The eFuel will be sourced from the Haru Oni pilot plant based in Chile that generates hydrogen, which is then combined with captured carbon dioxide drawn from the atmosphere to produce methanol. ExxonMobil is providing a license and support for the proprietary technology to convert the methanol to gasoline, which will result in a lower-carbon fuel.

In the pilot phase, around 35,000 gallons of eFuels will be produced in 2022. As the fuel’s primary user, Porsche will use the eFuels from Chile among others in the Porsche Mobil 1 Supercup starting in the season of 2022. The first on-track testing of Esso Renewable Racing Fuel is scheduled for March 30, 2021 in Zandvoort, Netherlands, and will continue throughout the 2021 and 2022 Porsche Mobil 1 Supercup race series.

The collaboration with Porsche builds on ExxonMobil’s continuing efforts to develop and deploy lower-emission energy solutions, including high-efficiency fuels and lubricants, advanced plastics and other products that can enable cars and trucks to use less fuel. For example, the two companies have collaborated on a line of specially formulated lubricants for the electric vehicles market, Mobil EVTM range.

In January, ExxonMobil announced the creation of a new business, ExxonMobil Low Carbon Solutions, to commercialize its extensive low-carbon technology portfolio and plans to invest USD3 billion on lower emission energy solutions through 2025. Last year, ExxonMobil announced plans to distribute renewable diesel within California and potentially other domestic and international markets as soon as 2022.

Over the past two decades, ExxonMobil has invested more than USD10 billion to research, develop and deploy lower-emission energy solutions, resulting in highly efficient operations that have eliminated or avoided approximately 480 million tonnes of CO2 emissions - the equivalent of taking more than 100 million passenger vehicles off the road for a year.

Porsche is committed to invest USD17.9 billion in electromobility and digitalization by 2025. In 2030 the sports car manufacturer will offer more than 80 percent of its vehicles with electric engines. The company seeks carbon neutrality in its products and operations by 2030, investing around USD1.2 billion in sustainable mobility.

As per MRC, Plastic Energy (London, UK) is collaborating with ExxonMobil on a new recycling plant in France, which is anticipate to start up in 2023. The new facility will convert post-consumer plastic waste into raw materials for the manufacture of virgin-quality polymers. Plastic Energy and ExxonMobil have been developing plans since 2018. A final investment decision on this project is expected in mid-2021 with startup anticipated in 2023.
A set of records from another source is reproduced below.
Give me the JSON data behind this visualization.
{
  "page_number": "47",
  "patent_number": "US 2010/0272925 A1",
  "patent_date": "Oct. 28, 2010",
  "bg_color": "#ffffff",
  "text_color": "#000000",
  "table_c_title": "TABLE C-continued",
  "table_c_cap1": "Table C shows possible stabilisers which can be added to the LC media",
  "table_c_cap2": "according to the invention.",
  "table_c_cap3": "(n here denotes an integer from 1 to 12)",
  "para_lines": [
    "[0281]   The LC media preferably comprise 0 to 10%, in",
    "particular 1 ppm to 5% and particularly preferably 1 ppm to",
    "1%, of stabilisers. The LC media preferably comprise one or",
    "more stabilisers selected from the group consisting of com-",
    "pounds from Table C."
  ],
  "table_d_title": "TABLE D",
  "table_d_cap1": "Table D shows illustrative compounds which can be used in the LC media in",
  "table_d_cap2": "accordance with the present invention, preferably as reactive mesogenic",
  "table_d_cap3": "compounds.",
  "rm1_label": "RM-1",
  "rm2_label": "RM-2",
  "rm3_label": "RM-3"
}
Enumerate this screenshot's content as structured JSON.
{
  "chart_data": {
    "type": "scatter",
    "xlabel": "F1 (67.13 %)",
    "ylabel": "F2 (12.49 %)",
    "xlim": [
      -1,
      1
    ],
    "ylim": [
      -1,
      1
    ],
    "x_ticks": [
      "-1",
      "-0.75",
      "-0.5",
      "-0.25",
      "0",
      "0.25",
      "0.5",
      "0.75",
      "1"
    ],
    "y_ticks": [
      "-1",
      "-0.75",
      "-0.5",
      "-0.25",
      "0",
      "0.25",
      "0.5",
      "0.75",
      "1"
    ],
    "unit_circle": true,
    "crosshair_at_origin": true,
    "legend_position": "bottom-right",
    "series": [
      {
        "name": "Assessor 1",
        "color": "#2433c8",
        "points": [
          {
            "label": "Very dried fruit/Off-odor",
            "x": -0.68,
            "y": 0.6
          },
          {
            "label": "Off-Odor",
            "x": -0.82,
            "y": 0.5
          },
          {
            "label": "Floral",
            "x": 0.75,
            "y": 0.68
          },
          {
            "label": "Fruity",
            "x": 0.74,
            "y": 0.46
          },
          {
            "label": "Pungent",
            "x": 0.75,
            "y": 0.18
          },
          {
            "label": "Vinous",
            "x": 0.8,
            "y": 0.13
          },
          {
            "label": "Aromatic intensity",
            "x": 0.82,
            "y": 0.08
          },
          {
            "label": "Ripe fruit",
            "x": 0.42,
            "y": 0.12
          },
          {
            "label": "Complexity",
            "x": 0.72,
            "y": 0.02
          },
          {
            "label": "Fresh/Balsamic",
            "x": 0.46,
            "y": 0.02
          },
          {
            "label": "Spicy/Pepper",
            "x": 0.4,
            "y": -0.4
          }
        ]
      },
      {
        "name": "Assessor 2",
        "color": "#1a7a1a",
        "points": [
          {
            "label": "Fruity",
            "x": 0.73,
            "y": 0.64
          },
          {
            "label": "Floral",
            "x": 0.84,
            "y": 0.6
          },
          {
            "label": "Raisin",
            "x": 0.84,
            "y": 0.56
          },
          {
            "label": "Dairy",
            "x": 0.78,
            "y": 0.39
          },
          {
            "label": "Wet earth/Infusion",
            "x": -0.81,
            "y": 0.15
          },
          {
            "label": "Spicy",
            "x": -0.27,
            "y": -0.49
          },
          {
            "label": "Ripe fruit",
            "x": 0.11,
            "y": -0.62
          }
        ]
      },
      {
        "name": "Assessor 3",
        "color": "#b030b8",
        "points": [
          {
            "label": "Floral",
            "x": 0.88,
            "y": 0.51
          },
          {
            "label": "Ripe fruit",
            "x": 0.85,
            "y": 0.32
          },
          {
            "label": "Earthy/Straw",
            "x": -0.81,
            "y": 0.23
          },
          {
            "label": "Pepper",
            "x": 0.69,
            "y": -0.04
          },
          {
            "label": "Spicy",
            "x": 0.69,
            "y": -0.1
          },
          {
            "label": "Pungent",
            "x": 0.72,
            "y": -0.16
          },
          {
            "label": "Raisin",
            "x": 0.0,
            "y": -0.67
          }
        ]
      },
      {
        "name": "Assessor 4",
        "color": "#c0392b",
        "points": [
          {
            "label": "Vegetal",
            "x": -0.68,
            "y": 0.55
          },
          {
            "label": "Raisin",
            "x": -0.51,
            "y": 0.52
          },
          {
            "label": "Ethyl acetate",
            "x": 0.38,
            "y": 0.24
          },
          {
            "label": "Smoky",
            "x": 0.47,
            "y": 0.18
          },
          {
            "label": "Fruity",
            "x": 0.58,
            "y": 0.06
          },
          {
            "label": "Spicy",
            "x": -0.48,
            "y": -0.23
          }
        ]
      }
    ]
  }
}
According to MRC"s ScanPlast report, January 2021 estimated consumption of PS and styrene plastics in Russia rose by 12% year on year, totalling 45,640 tonnes. The estimated consumption increased year on year for all PS grades.

ExxonMobil is the largest non-government owned company in the energy industry and produces about 3% of the world"s oil and about 2% of the world"s energy.